Westphal calls it “collaborative exploration.”

That’s not the subject of his grant, Adaptively Weighted Finite Element Methods for PDEs and Optimal Least-Squared Metrics.

But Westphal says students will learn that human element—“what it’s like to be a professional”—as they engage in an experience most current faculty didn’t have until grad school.

He says Wabash students are well prepared for the work.

“Big research institutions focus on training graduate students and postdocs, and they do a very good job at that. That’s how I learned this stuff. But at a place like Wabash, the undergraduates are at the top of the totem pole. They’re used to close interaction with faculty.

“My challenge is to give them exposure to research while also discovering something meaningful in the field in computational mathematics. I treat them like graduate students and we work on that level.”

Westphal says that although the human element of research can’t simply be taught in the classroom, it can be observed and absorbed.

It begins with focus.

“In research, you’re focusing on this one project. You've got to do it today and tomorrow and the next day for weeks on end. You've got one problem that you've got your mind wrapped around.

“Most undergraduates have never have had that scale of project before.”

There’s failure.

“When you're on the front lines of doing things for the first time, the process is really slow. You hit a lot of dead ends. You ask a lot of dumb questions that you eventually find out were dumb questions, but that you had to ask.

“And there are lots of little failures. You've got to hit a wall. You've got to back up and move again, hit another wall. You almost blindly work your way around a lot of things. Every once in a while, you step out into the light, your eyes dilate, and it's scary, but then you realize you’ve found something important.”

Westphal says it’s best for students to experience such failure in the relatively safe environment of Wabash. Most important, he says, they must learn that “science is a team sport.”

“You have to be able to concentrate alone, but you’ve also got to be able to work in groups and communicate. The process works the best when you have two or three people working together. You talk through ideas. You get confused. You say, ‘What did we do last time we had something like this?’ You feed off of each other.”

Working with Westphal, students learn that “there are people behind all this stuff.

“We’ll go to conferences, meet other scientists, or we’ll go through journals and I’ll say, ‘This guy here, he’s a big player.’ It sounds like gossip, but you’ve got to know these things. You’ve got to know how to navigate, to know what research groups are putting out good work we need to be paying attention to and understanding.

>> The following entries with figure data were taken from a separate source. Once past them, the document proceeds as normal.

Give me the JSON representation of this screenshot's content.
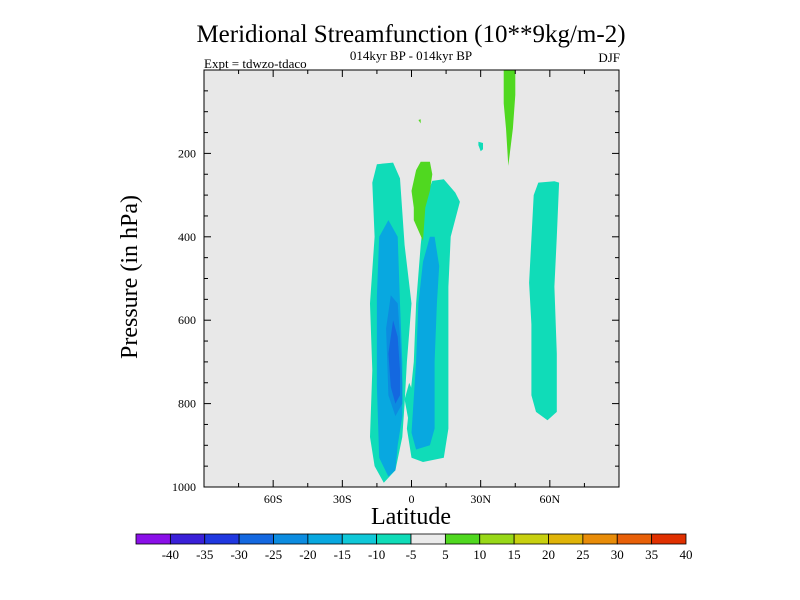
{
  "chart_data": {
    "type": "heatmap",
    "title": "Meridional Streamfunction (10**9kg/m-2)",
    "subtitle": "014kyr BP - 014kyr BP",
    "left_annotation": "Expt = tdwzo-tdaco",
    "right_annotation": "DJF",
    "xlabel": "Latitude",
    "ylabel": "Pressure (in hPa)",
    "xlim": [
      -90,
      90
    ],
    "ylim": [
      0,
      1000
    ],
    "y_inverted": true,
    "x_ticks": [
      {
        "value": -60,
        "label": "60S"
      },
      {
        "value": -30,
        "label": "30S"
      },
      {
        "value": 0,
        "label": "0"
      },
      {
        "value": 30,
        "label": "30N"
      },
      {
        "value": 60,
        "label": "60N"
      }
    ],
    "y_ticks": [
      {
        "value": 200,
        "label": "200"
      },
      {
        "value": 400,
        "label": "400"
      },
      {
        "value": 600,
        "label": "600"
      },
      {
        "value": 800,
        "label": "800"
      },
      {
        "value": 1000,
        "label": "1000"
      }
    ],
    "background_color": "#e8e8e8",
    "colorbar": {
      "levels": [
        "-40",
        "-35",
        "-30",
        "-25",
        "-20",
        "-15",
        "-10",
        "-5",
        "5",
        "10",
        "15",
        "20",
        "25",
        "30",
        "35",
        "40"
      ],
      "colors": [
        "#8a10e8",
        "#3a20d8",
        "#2038e0",
        "#1468e0",
        "#0c8ce0",
        "#08a8e0",
        "#10c8d8",
        "#10dcb8",
        "#ebebeb",
        "#50d820",
        "#98d818",
        "#c8d010",
        "#e0b408",
        "#e88c08",
        "#e86008",
        "#e03000"
      ]
    },
    "regions": [
      {
        "level": -10,
        "color": "#10dcb8",
        "points": [
          [
            -12,
            990
          ],
          [
            -16,
            950
          ],
          [
            -18,
            880
          ],
          [
            -17,
            720
          ],
          [
            -18,
            560
          ],
          [
            -16,
            400
          ],
          [
            -17,
            270
          ],
          [
            -15,
            226
          ],
          [
            -8,
            222
          ],
          [
            -5,
            260
          ],
          [
            -3,
            420
          ],
          [
            0,
            560
          ],
          [
            -2,
            700
          ],
          [
            -3,
            800
          ],
          [
            -4,
            880
          ],
          [
            -7,
            960
          ]
        ]
      },
      {
        "level": -10,
        "color": "#10dcb8",
        "points": [
          [
            5,
            940
          ],
          [
            0,
            930
          ],
          [
            -2,
            860
          ],
          [
            1,
            700
          ],
          [
            2,
            560
          ],
          [
            4,
            420
          ],
          [
            6,
            310
          ],
          [
            9,
            266
          ],
          [
            14,
            262
          ],
          [
            19,
            294
          ],
          [
            21,
            316
          ],
          [
            17,
            400
          ],
          [
            16,
            520
          ],
          [
            16,
            700
          ],
          [
            16,
            860
          ],
          [
            14,
            930
          ]
        ]
      },
      {
        "level": -10,
        "color": "#10dcb8",
        "points": [
          [
            -1,
            850
          ],
          [
            -3,
            790
          ],
          [
            -1,
            750
          ],
          [
            2,
            790
          ],
          [
            0,
            845
          ]
        ]
      },
      {
        "level": -10,
        "color": "#10dcb8",
        "points": [
          [
            59,
            840
          ],
          [
            54,
            820
          ],
          [
            52,
            780
          ],
          [
            52,
            610
          ],
          [
            51,
            510
          ],
          [
            53,
            300
          ],
          [
            55,
            270
          ],
          [
            62,
            267
          ],
          [
            64,
            270
          ],
          [
            63,
            400
          ],
          [
            62,
            520
          ],
          [
            63,
            680
          ],
          [
            63,
            820
          ]
        ]
      },
      {
        "level": -10,
        "color": "#10dcb8",
        "points": [
          [
            29,
            172
          ],
          [
            29,
            180
          ],
          [
            30,
            195
          ],
          [
            31,
            190
          ],
          [
            31,
            175
          ]
        ]
      },
      {
        "level": -15,
        "color": "#08a8e0",
        "points": [
          [
            -10,
            975
          ],
          [
            -14,
            930
          ],
          [
            -15,
            760
          ],
          [
            -15,
            540
          ],
          [
            -14,
            400
          ],
          [
            -10,
            360
          ],
          [
            -6,
            400
          ],
          [
            -5,
            560
          ],
          [
            -4,
            700
          ],
          [
            -4,
            830
          ],
          [
            -6,
            900
          ],
          [
            -7,
            960
          ]
        ]
      },
      {
        "level": -15,
        "color": "#08a8e0",
        "points": [
          [
            2,
            910
          ],
          [
            0,
            870
          ],
          [
            2,
            700
          ],
          [
            3,
            560
          ],
          [
            5,
            460
          ],
          [
            8,
            400
          ],
          [
            10,
            400
          ],
          [
            12,
            470
          ],
          [
            11,
            560
          ],
          [
            10,
            700
          ],
          [
            10,
            860
          ],
          [
            8,
            900
          ]
        ]
      },
      {
        "level": -20,
        "color": "#0c8ce0",
        "points": [
          [
            -7,
            830
          ],
          [
            -10,
            780
          ],
          [
            -11,
            620
          ],
          [
            -9,
            540
          ],
          [
            -6,
            560
          ],
          [
            -5,
            640
          ],
          [
            -4,
            750
          ],
          [
            -4,
            800
          ]
        ]
      },
      {
        "level": -25,
        "color": "#1468e0",
        "points": [
          [
            -7,
            800
          ],
          [
            -9,
            760
          ],
          [
            -10,
            680
          ],
          [
            -8,
            600
          ],
          [
            -6,
            640
          ],
          [
            -5,
            720
          ],
          [
            -5,
            780
          ]
        ]
      },
      {
        "level": 10,
        "color": "#50d820",
        "points": [
          [
            40,
            -2
          ],
          [
            40,
            80
          ],
          [
            41,
            140
          ],
          [
            42,
            230
          ],
          [
            44,
            140
          ],
          [
            45,
            60
          ],
          [
            45,
            -2
          ]
        ]
      },
      {
        "level": 10,
        "color": "#50d820",
        "points": [
          [
            5,
            410
          ],
          [
            1,
            360
          ],
          [
            1,
            330
          ],
          [
            0,
            290
          ],
          [
            2,
            240
          ],
          [
            4,
            220
          ],
          [
            8,
            220
          ],
          [
            9,
            250
          ],
          [
            8,
            290
          ],
          [
            6,
            330
          ]
        ]
      },
      {
        "level": 10,
        "color": "#50d820",
        "points": [
          [
            3,
            120
          ],
          [
            4,
            118
          ],
          [
            4,
            128
          ]
        ]
      }
    ]
  }
}
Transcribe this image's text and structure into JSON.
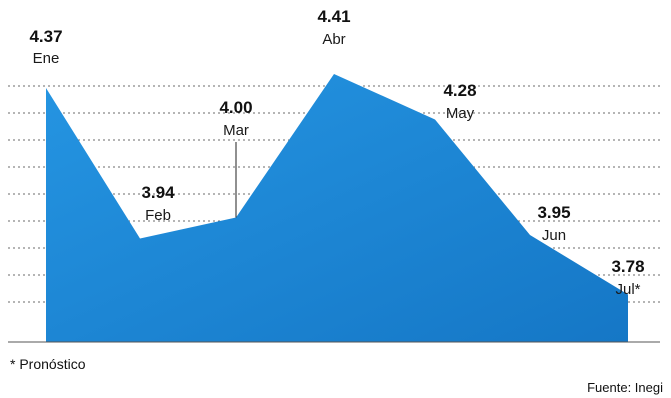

“What we do at Wabash—and in my experience is done best at schools like Wabash—is to get undergraduates really plugged into the research process, to make them real ‘boots on the ground’ where they're working on open-ended problems.”

Westphal’s open-ended problem is in computational math.

He and his students aim to design a new class of robust adaptive algorithms with potential applications in fluid mechanics, and weather and climate modeling, among many others.

“What drives me is finding the reason why things often don’t work the way that they’re supposed to, and then figuring out what the problems are, and how to solve those in an elegant way,” Westphal says.

For the next three years, thanks to the NSF grant, two students for each of the next three summers will be figuring out problems with him, solving them in an elegant way, and learning how to be scientists in the best liberal arts tradition.